Issues creating master image
- FOG Version: 1.4.4
- OS: Ubuntu 16.04
- OS: Windows 7
I am new to FOG and to imaging in general and am having trouble following the wiki on how to create a master image for my environment. I am at a school and I’d like to create one staff image and one student image that will both work on 4 different pieces of hardware (HP workstation Z210, Z220, Z230, Z240). In searching through the wiki, I’ve found 3 different pages that each seem to outline slightly different processes and I’m having trouble getting any of them to work. The pages I’ve been following are:
So far I have the image I’d like to sysprep captured pre-sysprep and everything I’ve tried has resulted in me needing to re-deploy that image to the workstation I’m using and try again. If there is another post somewhere I missed or if someone can confirm one or multiple sets of instructions to follow, I have no problem putting some more hours into troubleshooting this issue, just trying not to spend too much more time following guides I don’t fully understand/I’m unsure are up to date.
Thanks in advance,
The process you described below worked great, feel free to mark this as solved and thanks again for your help and support, this software is going to make things a lot easier and more efficient for us here!!
Bob Henderson last edited by
Where exactly does one put the offline settings pass in the unattend to make sure it gets processed? I posted asking before about someones sanitized one to use as an example, but no luck…

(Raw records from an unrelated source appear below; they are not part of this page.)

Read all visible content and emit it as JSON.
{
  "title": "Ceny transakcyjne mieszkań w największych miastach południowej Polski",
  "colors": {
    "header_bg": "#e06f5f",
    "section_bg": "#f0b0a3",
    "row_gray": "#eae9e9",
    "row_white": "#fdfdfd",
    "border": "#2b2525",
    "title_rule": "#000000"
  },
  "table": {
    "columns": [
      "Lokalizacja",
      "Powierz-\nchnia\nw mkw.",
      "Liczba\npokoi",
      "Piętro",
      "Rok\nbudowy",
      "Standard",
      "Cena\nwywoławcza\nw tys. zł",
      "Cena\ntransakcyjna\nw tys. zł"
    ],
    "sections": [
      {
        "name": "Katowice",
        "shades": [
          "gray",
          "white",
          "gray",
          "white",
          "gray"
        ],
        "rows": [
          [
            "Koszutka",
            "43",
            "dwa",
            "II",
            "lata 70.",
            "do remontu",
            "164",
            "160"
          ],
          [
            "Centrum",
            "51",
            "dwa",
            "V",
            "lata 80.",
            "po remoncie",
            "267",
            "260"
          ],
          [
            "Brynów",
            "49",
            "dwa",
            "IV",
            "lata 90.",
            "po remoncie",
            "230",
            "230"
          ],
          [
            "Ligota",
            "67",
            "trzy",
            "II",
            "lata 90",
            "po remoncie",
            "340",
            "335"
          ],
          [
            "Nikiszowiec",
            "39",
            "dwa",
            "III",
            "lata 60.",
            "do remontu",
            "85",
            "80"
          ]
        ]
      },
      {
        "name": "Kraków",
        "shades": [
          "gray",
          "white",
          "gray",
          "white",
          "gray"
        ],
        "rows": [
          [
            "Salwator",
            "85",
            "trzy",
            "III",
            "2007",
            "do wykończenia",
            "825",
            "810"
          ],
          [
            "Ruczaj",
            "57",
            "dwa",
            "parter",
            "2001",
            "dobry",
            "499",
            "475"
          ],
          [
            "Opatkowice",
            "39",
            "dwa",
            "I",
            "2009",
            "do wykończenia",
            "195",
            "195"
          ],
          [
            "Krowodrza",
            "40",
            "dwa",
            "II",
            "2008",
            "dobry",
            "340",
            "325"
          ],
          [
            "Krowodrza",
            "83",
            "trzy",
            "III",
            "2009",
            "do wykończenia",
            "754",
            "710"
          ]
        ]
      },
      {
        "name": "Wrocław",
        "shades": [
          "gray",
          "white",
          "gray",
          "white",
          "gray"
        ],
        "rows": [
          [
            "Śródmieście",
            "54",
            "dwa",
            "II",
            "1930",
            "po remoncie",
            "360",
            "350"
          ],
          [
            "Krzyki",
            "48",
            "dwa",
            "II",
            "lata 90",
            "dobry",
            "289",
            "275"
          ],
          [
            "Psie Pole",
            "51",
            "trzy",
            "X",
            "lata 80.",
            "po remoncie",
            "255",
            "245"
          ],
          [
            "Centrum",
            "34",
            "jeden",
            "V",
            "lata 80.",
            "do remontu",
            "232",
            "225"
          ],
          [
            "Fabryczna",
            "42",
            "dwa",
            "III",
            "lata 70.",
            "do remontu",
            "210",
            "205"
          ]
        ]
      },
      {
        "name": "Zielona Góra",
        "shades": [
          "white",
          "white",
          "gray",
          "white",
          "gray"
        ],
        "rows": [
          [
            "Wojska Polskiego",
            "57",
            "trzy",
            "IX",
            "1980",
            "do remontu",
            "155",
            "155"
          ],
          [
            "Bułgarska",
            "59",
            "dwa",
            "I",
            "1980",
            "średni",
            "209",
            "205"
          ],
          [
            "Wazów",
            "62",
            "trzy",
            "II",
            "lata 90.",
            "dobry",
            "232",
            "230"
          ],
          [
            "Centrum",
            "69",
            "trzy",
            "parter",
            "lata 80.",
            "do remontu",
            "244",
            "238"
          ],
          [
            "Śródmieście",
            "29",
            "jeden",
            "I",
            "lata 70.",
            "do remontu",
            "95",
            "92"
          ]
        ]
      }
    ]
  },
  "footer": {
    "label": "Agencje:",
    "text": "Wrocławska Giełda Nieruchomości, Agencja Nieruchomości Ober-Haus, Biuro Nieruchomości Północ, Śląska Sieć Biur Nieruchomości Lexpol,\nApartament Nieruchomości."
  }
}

@CamGreezy You will install all drivers, install the fog service but setup as service disabled. Create a setupcomplete.cmd batch file to restart the fog client service as described in your first link.
Once that is done you run sysprep with the proper command switches to have sysprep power off the computer (this IS important to make sure the computer is powered off and all of the files are marked closed).
Thank you, this is very helpful. I am thinking due to time constraints and a fairly static environment I’ll give option 1 a try first, then as time permits I can work on option 2 and have it ready for next year.
Just to be clear, I should install all drivers on the reference image, run sysprep, then register the host and capture the image through fog?
I’ll give this a go and report back with the results.
I wish we had a concise wiki or tutorial for you.
You kind of have two options here
- Install all known drivers into your mother/reference image. This is the quickest and cleanest route. The downside here is that if you add a new hardware model you will need to recreate your reference image to include the new drivers.
- Only put the minimum drivers in your reference image and then use a fog post download script to copy the proper files to target computer. The last bit here is to ensure before you capture the reference image you tell windows where to find the files when OOBE starts.
Either route you must use sysprep since you are deploying a single image to multiple computers. (note I did not say anything about the fog client in this post).
If you want to go down path 2 then, I have a few tutorials I wrote on the subject too. https://forums.fogproject.org/topic/8889/fog-post-install-script-for-win-driver-injection/4
But as I said its not concise step by step as of yet.
The whole concept if my tutorial is to place the drivers on the target computer in a specific location where windows knows where to find them. As for Win10 you need to use an unattend.xml script with a certain section added to tell windows OOBE where to find the drivers. The link that I posted above, at the bottom of the post it explains what needs to be added to your unattend.xml file.
Now the question which route are you willing to go down. Route 1 is pretty quick but could add more time when a new hardware platform is introduced. Route 2 take more time to setup but you can make a true universal image that will work on any hardware platform Dell, HP, Lenovo assuming that you can get the drivers in a .inf format (not compressed .exe file). With the lenovos I’ve been known to borrow the OEM driver directory and use that with my master install process.